When I read the walltimes, I’ve been shocked. The best performance, reported by Ryan, was 15 minutes to compute the climatology using 7274 days, from datetime(2000, 1, 1) to datetime(2019, 12, 1). I found it slow. The required memory O(800GB) is indeed ridiculous given the size of the output array (721, 1440).

I decided to do the same computation but with a completely different approach, not relying on pangeo + dask, but just using plain basic Python. Okay it’s bad, but it is interesting because it somehow sets a bar on what could/should be achieved by the pangeo+dask suite.

I used 28 threads, corresponding to number of cores of one node of our local cluster. The ERA5 database is archived locally, next to the cluster. Verdict: 6 minutes and 35 sec to compute the climatology. The memory footprint was 28 times the 2D array size (I used Float64), namely : 28 * 721 * 1440 * 8 / 1e9 = 0.2 GB. Memory should not be an issue for this kind of computation, and very likely for most of basic diagnostics.

PS: with 56 threads (2 threads per core) : 4 minutes 13 seconds

I don’t understand, the best time is 2m30s here:Optimizing climatology calculation with Xarray and Dask - #25 by rabernat

Things have also changed dramatically in Xarray, flox, and dask in the mean time.

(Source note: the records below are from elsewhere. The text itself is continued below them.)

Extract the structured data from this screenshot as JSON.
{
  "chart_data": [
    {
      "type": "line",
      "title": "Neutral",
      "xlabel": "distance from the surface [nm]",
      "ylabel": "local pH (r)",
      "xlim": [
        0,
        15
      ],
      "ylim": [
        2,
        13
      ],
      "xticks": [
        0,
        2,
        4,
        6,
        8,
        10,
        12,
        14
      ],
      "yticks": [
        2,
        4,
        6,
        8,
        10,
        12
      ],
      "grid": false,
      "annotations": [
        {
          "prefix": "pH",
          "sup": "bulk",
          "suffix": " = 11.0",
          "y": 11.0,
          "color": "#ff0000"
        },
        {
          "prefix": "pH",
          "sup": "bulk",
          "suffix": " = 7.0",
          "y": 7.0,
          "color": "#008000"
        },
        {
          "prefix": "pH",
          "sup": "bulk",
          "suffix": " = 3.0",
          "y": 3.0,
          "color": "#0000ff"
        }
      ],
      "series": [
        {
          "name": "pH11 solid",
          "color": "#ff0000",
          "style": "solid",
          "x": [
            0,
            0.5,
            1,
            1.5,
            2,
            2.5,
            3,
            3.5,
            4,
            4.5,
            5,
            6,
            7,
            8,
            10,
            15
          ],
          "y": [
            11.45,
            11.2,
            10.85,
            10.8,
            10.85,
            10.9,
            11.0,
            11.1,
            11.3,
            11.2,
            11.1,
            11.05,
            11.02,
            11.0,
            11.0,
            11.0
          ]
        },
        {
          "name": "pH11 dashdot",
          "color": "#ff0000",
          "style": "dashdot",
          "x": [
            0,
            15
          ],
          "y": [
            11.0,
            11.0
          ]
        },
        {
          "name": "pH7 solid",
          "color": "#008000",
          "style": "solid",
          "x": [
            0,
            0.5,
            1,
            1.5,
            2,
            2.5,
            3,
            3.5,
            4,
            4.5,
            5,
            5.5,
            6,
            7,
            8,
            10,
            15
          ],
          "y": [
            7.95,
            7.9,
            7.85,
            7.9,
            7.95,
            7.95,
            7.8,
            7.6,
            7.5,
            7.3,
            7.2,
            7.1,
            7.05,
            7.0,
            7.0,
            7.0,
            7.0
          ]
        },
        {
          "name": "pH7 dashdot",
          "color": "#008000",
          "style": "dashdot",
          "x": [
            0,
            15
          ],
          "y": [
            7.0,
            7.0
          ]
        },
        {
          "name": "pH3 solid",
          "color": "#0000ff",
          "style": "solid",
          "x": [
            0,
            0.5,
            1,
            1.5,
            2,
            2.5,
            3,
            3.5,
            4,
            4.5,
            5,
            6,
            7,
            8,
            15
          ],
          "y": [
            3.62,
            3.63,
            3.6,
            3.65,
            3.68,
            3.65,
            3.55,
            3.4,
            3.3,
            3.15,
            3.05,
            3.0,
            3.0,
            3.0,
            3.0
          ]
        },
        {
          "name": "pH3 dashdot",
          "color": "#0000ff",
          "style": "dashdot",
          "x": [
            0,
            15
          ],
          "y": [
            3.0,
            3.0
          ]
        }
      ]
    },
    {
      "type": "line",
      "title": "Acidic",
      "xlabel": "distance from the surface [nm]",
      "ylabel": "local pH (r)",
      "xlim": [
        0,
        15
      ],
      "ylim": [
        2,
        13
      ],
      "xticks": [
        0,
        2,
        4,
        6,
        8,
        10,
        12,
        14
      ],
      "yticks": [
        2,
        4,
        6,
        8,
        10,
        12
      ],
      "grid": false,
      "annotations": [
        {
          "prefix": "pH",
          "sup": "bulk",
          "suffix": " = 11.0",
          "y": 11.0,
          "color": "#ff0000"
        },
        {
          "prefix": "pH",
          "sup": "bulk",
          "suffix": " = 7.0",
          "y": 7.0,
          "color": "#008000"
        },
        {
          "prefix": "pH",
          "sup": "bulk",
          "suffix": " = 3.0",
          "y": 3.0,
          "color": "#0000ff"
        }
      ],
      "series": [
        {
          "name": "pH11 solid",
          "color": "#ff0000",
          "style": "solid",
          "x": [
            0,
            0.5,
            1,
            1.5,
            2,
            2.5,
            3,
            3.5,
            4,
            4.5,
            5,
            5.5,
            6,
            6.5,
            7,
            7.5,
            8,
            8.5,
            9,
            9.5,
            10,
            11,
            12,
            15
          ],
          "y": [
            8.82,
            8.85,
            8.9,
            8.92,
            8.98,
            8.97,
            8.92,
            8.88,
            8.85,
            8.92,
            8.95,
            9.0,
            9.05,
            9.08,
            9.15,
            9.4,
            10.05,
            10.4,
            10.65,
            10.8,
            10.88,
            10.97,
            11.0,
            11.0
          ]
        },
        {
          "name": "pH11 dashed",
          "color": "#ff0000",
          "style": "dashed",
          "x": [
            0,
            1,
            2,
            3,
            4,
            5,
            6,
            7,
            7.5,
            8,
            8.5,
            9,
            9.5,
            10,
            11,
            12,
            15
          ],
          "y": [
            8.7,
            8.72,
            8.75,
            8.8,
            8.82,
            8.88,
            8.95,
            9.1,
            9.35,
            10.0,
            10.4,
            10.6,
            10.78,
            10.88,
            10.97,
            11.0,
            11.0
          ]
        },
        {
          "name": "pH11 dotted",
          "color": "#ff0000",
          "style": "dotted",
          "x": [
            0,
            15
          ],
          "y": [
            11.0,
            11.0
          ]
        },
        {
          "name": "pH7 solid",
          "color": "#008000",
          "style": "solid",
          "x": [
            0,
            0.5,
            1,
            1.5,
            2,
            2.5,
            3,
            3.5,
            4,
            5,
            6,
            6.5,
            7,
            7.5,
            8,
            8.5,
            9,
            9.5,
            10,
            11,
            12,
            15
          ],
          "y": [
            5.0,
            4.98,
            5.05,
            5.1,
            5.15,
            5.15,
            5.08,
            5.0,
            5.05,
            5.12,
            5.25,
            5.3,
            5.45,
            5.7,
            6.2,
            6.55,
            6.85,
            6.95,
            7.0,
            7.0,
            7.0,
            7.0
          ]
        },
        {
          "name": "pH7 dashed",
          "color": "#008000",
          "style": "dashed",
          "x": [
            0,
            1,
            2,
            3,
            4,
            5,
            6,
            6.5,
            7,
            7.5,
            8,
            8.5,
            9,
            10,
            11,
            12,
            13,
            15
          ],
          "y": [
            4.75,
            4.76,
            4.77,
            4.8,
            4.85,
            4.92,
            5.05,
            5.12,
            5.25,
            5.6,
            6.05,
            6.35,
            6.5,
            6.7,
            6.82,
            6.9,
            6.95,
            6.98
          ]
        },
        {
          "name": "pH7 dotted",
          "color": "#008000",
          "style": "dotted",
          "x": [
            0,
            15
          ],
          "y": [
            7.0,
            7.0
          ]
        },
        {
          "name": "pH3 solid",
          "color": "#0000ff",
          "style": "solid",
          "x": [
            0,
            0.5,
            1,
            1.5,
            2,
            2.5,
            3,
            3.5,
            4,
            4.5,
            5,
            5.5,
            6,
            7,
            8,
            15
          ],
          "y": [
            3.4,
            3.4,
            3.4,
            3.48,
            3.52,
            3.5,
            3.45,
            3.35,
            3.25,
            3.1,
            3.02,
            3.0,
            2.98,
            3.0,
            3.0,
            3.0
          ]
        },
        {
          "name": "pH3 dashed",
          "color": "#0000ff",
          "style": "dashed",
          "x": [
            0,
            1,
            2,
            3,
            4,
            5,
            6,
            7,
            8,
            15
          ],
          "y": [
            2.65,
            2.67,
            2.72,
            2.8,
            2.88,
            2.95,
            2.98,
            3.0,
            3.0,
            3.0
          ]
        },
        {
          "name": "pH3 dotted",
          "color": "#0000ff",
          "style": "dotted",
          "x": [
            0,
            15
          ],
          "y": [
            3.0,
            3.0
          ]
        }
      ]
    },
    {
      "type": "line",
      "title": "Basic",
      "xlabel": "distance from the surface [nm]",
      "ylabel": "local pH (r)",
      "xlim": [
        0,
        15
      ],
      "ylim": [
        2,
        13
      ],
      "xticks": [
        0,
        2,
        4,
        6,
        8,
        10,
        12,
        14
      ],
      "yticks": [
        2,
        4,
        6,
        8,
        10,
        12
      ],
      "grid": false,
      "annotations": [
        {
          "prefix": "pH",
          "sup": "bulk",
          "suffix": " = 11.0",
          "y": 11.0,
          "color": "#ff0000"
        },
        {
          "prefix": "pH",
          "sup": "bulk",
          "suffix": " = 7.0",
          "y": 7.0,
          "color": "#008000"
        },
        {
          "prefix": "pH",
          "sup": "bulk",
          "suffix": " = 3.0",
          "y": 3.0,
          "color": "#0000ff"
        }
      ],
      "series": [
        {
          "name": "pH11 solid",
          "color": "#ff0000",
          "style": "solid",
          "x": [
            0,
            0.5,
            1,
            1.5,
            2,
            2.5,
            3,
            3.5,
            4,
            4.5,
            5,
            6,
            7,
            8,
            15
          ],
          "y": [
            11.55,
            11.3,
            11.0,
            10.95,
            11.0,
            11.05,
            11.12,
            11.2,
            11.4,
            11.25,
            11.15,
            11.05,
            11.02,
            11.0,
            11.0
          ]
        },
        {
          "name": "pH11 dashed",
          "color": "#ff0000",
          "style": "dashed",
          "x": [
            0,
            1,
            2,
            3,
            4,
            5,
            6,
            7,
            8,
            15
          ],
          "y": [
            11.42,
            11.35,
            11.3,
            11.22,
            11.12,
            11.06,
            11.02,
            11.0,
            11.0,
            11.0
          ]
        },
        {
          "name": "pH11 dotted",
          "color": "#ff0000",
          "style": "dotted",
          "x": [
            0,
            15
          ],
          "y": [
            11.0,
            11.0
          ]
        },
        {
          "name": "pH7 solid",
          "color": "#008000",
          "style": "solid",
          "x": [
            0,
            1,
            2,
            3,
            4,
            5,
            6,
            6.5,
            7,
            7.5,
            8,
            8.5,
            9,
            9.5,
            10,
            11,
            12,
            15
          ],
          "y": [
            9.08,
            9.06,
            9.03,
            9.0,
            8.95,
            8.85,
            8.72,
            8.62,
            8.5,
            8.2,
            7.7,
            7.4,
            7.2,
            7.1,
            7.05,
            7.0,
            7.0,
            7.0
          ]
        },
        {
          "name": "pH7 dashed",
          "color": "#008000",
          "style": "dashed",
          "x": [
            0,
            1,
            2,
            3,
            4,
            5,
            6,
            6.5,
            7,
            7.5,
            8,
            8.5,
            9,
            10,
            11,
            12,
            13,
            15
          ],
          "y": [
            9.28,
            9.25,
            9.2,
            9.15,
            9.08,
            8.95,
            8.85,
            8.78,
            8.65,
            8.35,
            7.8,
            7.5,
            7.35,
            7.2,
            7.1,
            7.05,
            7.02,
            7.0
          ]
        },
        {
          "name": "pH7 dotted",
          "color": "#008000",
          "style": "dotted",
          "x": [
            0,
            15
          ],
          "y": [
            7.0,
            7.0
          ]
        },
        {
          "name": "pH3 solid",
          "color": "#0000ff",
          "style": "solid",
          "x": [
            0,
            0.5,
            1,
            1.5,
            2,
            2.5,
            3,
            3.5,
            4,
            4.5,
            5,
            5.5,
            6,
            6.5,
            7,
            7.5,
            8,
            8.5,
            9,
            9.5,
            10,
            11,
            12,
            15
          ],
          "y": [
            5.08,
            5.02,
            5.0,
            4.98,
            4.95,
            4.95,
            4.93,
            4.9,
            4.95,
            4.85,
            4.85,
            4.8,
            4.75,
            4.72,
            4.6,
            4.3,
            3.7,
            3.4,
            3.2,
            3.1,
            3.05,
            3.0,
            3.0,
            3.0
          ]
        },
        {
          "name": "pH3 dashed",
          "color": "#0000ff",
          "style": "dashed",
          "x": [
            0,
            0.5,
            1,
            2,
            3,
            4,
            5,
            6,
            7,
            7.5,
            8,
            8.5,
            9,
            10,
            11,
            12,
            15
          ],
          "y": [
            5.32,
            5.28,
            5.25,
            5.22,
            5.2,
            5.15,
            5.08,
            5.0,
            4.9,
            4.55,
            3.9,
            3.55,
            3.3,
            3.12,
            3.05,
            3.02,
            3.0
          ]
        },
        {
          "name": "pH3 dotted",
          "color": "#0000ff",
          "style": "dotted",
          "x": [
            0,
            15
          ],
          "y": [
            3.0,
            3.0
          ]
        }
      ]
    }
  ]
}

Seconding what @dcherian said…the work we have done in this forum to define common workloads and identify areas for performance improvements has lead to massive upstream improvements in Xarray, Flox, Dask, Zarr, etc.

If you’ve been frustrated with this computations in the past, I strongly encourage you to check out the lastest versions of these packages and see for yourself how things have improved.

Thanks, yes, indeed, lots of progresses have been made. Congratulations.